Потом она быстро заговорила. Казалось, она находится в каком-то опьянении, вызванном полным нервным истощением. Розу покинула обычная сдержанность, ею вдруг овладело стремление излить кому-нибудь свои чувства. Она, вероятно, даже не сознавала, что обращается к собственной мачехе.

— Понимаете, — говорила Роза, — я вот что хотела бы вам сказать. Я недолго пробуду в Хаммере. Мы с Марком обручены.

Китти подняла на Розу глаза, помолчала и наконец произнесла:

— Это превосходно! Я желаю вам счастья. Хотя, по правде сказать, сюрпризом это не назовешь.

— Вы правы, — кивнула Роза. — Думаю, что по нас было нетрудно догадаться.

Ее голос задрожал, а на глаза снова навернулись слезы.

— Папа все знал, — прошептала она.

— Да? — На губах Китти мелькнула улыбка. — Это я ему сказала.

— Вы?

Казалось, только тут Роза заметила, что перед ней — ее мачеха.

— Не обижайся, — сказала Китти. — Это получилось само собой. Я не могла не заметить, что происходит.

— Мы сами ему все рассказали, — пробормотала Роза.

— И он был доволен? Послушай, Роза, — произнесла Китти прежним своим усталым, но доброжелательным тоном, — зачем нам какие-либо недомолвки?
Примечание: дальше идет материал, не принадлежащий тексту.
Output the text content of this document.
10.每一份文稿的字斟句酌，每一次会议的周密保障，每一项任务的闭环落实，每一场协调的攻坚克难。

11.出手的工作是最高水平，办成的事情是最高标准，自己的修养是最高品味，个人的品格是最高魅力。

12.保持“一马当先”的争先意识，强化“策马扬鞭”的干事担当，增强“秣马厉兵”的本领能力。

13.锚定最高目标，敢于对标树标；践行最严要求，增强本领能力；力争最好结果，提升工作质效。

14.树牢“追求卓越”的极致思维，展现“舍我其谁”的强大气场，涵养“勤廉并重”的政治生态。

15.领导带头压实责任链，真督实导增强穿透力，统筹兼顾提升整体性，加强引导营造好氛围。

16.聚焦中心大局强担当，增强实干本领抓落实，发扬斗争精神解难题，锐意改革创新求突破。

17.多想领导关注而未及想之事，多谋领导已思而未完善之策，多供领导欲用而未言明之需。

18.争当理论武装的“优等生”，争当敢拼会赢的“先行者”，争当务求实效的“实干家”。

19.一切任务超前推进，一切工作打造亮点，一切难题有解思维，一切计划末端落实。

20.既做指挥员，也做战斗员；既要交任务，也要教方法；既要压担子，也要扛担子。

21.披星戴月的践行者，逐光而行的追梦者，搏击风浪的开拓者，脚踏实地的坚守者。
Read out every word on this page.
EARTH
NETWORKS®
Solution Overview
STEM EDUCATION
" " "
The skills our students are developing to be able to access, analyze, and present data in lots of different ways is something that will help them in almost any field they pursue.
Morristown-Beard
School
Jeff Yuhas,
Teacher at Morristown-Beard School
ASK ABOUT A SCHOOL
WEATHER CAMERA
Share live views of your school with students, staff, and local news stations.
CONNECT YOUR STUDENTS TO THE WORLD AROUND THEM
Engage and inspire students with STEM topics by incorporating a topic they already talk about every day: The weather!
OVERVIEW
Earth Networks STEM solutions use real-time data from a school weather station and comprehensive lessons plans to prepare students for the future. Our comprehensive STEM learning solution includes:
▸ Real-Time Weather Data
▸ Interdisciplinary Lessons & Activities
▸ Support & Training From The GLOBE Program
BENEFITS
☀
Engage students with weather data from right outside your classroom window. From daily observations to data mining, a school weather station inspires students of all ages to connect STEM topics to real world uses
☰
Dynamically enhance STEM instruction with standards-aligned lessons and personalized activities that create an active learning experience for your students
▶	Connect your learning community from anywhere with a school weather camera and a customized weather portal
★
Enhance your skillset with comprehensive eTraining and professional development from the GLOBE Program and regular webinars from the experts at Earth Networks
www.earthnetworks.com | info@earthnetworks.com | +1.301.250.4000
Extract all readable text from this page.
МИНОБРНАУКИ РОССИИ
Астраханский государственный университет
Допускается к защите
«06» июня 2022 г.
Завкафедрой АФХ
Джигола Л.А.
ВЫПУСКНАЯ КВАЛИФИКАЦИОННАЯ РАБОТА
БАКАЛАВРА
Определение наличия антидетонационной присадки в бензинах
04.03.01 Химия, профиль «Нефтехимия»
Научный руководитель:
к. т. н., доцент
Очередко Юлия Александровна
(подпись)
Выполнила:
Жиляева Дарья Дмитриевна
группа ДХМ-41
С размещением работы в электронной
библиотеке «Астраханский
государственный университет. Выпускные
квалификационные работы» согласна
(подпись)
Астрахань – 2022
Я знаю всю эту историю с мемуарами старика Лакландера.

Роза возмущенно передернула плечами.

— Я не это имела в виду, — ответила она. — Не в том дело!

— Да, — согласилась Китти, — теперь дело не в этом. Что там такое?

Роза вскинула голову.

— Кажется, я слышу голос Марка, — сказала она и пошла к дверям.

— Роза! — громко окликнула ее Китти, и Роза остановилась. — Я понимаю, что это не мое дело, но… Мы все сейчас не в своей тарелке… И все-таки не спеши! «Поспешишь — людей насмешишь», — так бы сказал твой отец. Верно?

Роза посмотрела на Китти с изумлением.

— Я вас не понимаю, — ответила она. — Кого насмешишь?

Роза открыла дверь. Из-за двери появилась холеная мужская рука и закрыла ее ладонь.

— Привет! — раздался голос Марка. — Можно войти?

Роза покосилась на Китти, но та промолчала.

— Ну, конечно, — произнесла тогда Роза. — Конечно, заходи, Марк.

Марк Лакландер в самом деле был очень хорош собой: высокий, смуглый, с волевым ртом, который придавал ему вид настоящего мужчины, — женщины, как считается, против этого устоять не могут. Марк остановился на пороге, держа Розу за руку и глядя на Китти. Роза и Марк действительно были великолепной парой.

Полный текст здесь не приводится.